I never made it. I got really sick that Friday -- I think I had the flu. Whatever it was, I missed the fight and the dunk contest. I was probably out cold by 6 p.m. When I woke up the next morning, my roommate said something like, "You're never going to believe what happened last night -- Mike Tyson got knocked out."

I didn't believe him. I thought he was full of it and just giving me the business because he knew I was so ticked off that I had missed the fight.

He swore up and down that Tyson had been knocked out. I hadn't even conceived of it being a possibility. And because there was no Internet to check and no access to sports news on a Sunday morning on any of the four channels in our dorm, I told him he had to prove to me that Tyson got knocked out.

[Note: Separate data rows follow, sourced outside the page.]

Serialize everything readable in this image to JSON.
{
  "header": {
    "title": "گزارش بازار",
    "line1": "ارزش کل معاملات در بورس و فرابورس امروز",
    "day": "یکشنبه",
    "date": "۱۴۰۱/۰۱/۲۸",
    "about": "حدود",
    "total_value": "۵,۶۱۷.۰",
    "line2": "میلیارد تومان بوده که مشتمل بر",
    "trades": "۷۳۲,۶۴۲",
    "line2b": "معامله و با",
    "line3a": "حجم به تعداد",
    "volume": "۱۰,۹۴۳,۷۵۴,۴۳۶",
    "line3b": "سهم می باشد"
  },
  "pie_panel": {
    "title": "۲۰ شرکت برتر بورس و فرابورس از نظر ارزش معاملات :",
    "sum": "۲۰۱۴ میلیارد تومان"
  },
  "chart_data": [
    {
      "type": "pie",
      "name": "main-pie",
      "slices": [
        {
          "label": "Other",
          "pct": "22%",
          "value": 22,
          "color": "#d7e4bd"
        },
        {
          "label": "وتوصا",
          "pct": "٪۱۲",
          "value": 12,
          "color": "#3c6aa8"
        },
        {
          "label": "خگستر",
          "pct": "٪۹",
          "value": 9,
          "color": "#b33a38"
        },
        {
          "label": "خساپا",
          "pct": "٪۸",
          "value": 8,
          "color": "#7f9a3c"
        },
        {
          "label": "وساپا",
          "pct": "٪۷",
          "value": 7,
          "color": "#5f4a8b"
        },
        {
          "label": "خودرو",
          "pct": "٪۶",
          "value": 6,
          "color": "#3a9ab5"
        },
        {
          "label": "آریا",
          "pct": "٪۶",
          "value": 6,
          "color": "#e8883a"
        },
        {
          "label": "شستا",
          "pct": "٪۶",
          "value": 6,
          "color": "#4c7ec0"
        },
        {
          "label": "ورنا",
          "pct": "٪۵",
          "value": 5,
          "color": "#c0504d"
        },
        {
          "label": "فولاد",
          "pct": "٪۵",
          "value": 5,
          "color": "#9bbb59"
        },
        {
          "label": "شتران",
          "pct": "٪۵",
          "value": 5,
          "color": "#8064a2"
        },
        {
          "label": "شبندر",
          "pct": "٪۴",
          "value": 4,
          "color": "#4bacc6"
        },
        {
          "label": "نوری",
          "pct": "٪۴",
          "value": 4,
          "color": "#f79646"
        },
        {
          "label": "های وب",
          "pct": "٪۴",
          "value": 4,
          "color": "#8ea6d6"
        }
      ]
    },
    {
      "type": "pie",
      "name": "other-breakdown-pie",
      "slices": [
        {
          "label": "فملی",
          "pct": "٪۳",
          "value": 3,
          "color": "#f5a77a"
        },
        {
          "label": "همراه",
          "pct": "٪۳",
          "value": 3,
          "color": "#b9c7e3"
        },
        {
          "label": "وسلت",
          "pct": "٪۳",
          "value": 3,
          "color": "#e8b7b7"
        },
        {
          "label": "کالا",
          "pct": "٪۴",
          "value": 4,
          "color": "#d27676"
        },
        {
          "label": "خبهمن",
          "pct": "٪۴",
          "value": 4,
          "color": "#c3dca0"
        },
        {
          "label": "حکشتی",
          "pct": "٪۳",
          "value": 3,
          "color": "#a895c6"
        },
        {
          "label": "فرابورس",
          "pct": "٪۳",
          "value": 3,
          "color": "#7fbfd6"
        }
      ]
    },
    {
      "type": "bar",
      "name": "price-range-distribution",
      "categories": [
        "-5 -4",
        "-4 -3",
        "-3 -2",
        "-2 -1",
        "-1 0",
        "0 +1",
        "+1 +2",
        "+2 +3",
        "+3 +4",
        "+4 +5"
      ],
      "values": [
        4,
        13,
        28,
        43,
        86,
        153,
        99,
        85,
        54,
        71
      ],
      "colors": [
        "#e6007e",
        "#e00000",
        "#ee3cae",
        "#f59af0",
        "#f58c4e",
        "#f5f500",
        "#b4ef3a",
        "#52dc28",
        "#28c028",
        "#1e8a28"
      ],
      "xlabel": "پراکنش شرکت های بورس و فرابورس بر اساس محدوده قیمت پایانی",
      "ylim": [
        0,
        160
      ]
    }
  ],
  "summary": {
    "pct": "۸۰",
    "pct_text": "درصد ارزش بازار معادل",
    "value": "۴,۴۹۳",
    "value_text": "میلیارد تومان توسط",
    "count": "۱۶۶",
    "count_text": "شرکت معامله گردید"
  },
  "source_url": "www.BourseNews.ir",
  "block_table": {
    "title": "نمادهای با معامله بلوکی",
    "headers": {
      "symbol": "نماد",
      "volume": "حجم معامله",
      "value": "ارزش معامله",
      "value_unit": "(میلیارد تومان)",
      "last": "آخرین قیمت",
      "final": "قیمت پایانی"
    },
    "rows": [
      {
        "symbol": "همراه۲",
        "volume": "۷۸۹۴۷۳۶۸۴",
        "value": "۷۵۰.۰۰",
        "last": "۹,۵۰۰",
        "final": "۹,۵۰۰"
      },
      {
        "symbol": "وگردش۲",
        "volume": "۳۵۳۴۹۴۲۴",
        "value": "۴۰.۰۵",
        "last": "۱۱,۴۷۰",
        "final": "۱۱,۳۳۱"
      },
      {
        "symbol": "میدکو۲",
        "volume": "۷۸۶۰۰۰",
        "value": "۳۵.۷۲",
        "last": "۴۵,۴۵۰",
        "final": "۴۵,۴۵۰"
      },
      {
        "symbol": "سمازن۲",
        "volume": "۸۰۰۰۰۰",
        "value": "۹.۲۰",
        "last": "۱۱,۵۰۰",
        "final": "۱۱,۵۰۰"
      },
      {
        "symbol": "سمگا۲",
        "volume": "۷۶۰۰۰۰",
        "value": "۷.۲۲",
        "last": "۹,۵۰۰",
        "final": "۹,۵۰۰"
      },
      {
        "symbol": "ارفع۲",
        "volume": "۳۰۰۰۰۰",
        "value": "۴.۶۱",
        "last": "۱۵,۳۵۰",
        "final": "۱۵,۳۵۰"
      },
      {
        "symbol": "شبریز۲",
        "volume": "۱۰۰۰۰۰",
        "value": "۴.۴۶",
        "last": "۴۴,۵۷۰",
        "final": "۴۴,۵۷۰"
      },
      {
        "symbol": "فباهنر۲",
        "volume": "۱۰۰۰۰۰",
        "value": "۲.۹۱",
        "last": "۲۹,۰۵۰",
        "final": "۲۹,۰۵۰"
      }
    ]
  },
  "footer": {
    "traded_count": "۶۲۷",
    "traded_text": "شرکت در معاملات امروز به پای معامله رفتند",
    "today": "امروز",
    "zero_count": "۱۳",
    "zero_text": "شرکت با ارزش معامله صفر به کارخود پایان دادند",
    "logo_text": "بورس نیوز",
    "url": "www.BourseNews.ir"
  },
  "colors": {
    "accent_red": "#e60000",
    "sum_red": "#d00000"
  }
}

He went out to the student union and bought the newspaper and brought it back -- proof indeed that Tyson had been dethroned by a guy not expected to last even a round or two.

Back in those days (again, I'm feeling old), HBO didn't usually replay its fights. In general, you watched it live or you wouldn't see it. But because Douglas' upset of Tyson was so monumental, HBO announced it would replay the fight the following Saturday. I had read about it in USA Today, so I made the roughly three-hour drive from Binghamton to my mom's house near Albany, N.Y., to watch the replay (and brought a big sack of laundry, too).

So a week after the upset of upsets, I finally got to see with my own eyes that Douglas had indeed done the unthinkable and knocked out Tyson.